The first Chicago native to become the city's archbishop, George grew up in a working class neighborhood on Chicago's northwest side. A five-month bout with polio at age 13 left him with a lifelong limp. He was initially rejected from a high school seminary because he was disabled, but went on to become an intellectual leader within the church. George earned two doctorates, spoke Italian, Spanish, French and other languages, and wrote several books. A member of the Missionary Oblates of Mary Immaculate, he eventually helped lead the religious order as vicar general based in Rome. In 1990, he was appointed Bishop of Yakima, Wash., then archbishop of Portland, Ore., before being assigned to Chicago.
George's appointment to the Archdiocese of Chicago, the third-largest diocese in the U.S. with 2.2 million parishioners, underscored the shift under John Paul toward upholding orthodoxy and drawing a more definitive line about what could be considered truly Catholic.

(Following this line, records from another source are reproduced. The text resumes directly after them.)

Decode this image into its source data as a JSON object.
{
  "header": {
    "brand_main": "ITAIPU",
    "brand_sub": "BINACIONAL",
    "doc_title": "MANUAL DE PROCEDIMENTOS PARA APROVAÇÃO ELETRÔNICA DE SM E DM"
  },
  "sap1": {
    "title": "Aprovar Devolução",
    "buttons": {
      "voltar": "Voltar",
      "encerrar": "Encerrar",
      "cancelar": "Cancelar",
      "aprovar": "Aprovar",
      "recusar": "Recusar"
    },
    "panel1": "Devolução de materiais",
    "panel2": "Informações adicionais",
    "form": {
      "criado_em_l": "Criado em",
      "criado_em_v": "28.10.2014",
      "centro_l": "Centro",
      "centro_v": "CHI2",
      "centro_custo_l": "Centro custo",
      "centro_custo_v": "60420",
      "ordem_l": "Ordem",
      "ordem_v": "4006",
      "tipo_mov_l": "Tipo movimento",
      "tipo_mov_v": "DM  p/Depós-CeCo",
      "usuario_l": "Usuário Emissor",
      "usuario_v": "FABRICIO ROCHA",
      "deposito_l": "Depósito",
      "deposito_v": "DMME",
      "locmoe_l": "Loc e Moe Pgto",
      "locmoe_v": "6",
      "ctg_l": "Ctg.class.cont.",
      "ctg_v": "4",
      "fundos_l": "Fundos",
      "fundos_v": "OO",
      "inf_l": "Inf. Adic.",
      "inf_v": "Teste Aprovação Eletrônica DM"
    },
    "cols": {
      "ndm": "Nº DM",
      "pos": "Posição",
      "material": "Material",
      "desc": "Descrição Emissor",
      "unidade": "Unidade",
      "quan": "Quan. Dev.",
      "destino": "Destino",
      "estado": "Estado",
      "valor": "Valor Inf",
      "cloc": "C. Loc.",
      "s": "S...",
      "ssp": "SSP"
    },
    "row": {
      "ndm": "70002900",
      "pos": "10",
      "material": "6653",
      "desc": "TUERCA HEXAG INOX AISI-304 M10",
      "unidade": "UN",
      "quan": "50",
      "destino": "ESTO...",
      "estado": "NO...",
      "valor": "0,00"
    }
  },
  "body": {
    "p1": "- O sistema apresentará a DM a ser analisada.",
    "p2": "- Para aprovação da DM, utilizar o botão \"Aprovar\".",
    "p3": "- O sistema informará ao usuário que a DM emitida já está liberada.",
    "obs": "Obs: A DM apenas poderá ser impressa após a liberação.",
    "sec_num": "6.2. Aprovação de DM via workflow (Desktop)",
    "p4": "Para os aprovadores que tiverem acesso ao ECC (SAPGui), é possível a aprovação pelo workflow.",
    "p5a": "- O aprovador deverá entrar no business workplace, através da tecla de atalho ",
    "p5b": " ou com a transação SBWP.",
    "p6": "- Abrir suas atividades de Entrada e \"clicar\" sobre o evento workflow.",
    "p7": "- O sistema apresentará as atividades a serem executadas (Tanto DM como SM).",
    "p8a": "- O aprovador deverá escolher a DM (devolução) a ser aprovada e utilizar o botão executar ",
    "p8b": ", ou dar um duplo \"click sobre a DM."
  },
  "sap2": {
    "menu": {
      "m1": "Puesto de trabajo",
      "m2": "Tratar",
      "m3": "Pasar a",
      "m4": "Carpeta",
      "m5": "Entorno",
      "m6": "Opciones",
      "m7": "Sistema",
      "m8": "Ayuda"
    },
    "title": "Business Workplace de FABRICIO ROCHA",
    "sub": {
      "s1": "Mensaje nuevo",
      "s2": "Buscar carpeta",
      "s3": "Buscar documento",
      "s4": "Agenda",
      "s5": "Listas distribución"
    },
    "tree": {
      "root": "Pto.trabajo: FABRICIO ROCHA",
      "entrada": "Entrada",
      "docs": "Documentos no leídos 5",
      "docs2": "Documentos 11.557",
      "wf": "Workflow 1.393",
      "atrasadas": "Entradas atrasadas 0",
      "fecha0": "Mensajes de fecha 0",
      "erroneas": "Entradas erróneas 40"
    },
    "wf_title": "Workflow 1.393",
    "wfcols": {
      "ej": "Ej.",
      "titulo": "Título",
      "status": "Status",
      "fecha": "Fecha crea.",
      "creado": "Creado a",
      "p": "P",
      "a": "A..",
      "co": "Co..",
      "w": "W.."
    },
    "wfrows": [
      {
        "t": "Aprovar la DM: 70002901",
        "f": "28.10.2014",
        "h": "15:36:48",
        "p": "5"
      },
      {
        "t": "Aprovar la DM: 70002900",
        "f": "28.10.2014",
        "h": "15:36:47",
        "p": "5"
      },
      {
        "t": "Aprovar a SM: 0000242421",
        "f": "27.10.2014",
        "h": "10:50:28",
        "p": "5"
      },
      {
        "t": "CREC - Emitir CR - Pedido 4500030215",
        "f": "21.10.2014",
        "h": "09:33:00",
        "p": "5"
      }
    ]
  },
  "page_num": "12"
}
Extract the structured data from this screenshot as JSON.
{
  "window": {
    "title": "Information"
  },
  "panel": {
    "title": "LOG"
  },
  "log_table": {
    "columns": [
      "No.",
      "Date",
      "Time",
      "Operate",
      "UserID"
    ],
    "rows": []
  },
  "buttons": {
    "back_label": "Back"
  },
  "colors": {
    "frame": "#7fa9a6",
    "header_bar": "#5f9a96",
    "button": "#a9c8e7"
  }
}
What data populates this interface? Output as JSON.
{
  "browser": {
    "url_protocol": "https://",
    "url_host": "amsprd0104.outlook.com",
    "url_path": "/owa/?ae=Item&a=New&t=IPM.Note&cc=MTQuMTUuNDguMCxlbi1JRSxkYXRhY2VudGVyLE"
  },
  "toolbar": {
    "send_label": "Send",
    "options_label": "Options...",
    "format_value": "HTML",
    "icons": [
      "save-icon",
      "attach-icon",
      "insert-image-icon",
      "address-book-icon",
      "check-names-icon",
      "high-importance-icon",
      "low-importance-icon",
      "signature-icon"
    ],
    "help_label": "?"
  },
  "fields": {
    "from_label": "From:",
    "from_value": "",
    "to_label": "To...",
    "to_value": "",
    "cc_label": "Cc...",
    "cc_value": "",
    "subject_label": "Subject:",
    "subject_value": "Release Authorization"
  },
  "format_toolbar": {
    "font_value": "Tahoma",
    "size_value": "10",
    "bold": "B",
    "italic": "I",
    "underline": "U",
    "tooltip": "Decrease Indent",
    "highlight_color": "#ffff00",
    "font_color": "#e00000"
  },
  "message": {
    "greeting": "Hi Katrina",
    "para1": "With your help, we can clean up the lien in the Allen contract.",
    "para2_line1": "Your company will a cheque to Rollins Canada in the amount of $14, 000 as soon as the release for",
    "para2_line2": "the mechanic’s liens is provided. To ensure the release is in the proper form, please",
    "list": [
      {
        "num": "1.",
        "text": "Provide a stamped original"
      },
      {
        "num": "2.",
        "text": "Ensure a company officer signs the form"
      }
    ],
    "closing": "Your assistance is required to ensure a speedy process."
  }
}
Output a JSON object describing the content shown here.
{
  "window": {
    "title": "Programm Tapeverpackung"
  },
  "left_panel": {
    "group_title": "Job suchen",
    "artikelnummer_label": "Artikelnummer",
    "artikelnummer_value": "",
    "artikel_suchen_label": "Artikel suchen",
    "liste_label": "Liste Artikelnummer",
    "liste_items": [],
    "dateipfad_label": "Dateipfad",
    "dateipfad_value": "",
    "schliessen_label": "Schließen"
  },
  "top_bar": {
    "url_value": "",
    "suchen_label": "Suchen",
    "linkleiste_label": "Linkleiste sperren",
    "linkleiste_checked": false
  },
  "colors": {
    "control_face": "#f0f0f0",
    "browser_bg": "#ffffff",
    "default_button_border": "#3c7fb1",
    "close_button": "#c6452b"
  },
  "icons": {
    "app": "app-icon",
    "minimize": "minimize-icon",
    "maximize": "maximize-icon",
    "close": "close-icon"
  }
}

George had succeeded Cardinal Joseph Bernardin, a beloved figure of national standing who advocated a "seamless garment" of life that gave equal weight to social justice teachings and opposition to abortion. By contrast, George prioritized upholding doctrine and preserving tradition, leading disgruntled priests to at first dub him "Francis the Corrector." George declared liberal Catholicism an "exhausted project," arguing it failed to pass on "the faith in its integrity" on marriage, the priesthood and other issues. "It no longer gives life," George wrote in 2004, in the Catholic magazine Commonweal. He said fighting abortion should be the primary concern of all Catholics.
In September 2014, the pendulum seemed to swing back when Pope Francis appointed Cupich as George's successor. Cupich has a record of taking a less confrontational approach on divisive social issues and works to build ties with those who disagree with church teaching. In George's brief time leading the archdiocese during Francis' pontificate, the cardinal said he struggled to understand the new pope's approach, calling the pontiff's messages "a bit jumbled at times."
"I'm sure he's not confused himself. It's confusing for a lot of people including myself at times. For someone who appreciates clarity, I would like to get a few things clear so I can cooperate," George said in an October 2014 interview with The Chicago Tribune.
As cardinal, George could be startling blunt when he believed the church was under threat. When a proposed route meant the Chicago Gay Pride Parade would pass a parish around Sunday Mass, George warned the procession could "morph into the Ku Klux Klan, demonstrating in the streets against Catholicism." He later apologized. Addressing what he considered increasing hostility toward Christianity, he said, "I expect to die in bed, my successor will die in prison and his successor will die a martyr in the public square." He later said he was not making a prediction, but describing a worst-case scenario in a commentary that concluded the church would survive despite these travails.
"I don't want to hurt anybody," George told the Tribune. "But if you say, 'Unless you agree with me I'll be hurt,' well, that's not a just demand."
Despite his leadership in confronting clergy sex abuse, George faced a 2006 crisis over his own actions, when the Rev. Daniel McCormack, a local priest, was left in a parish for several months despite abuse allegations against him. McCormack eventually pleaded guilty to molesting five children. George apologized for not acting sooner. Thousands of documents released toward the end of George's tenure as part of a settlement with victims revealed the cardinal went against his advisers in one case to delay removing an accused priest, and tried to win early release from a Wisconsin prison for a priest convicted of molesting a child, although the cardinal later reversed his stand to the parole board.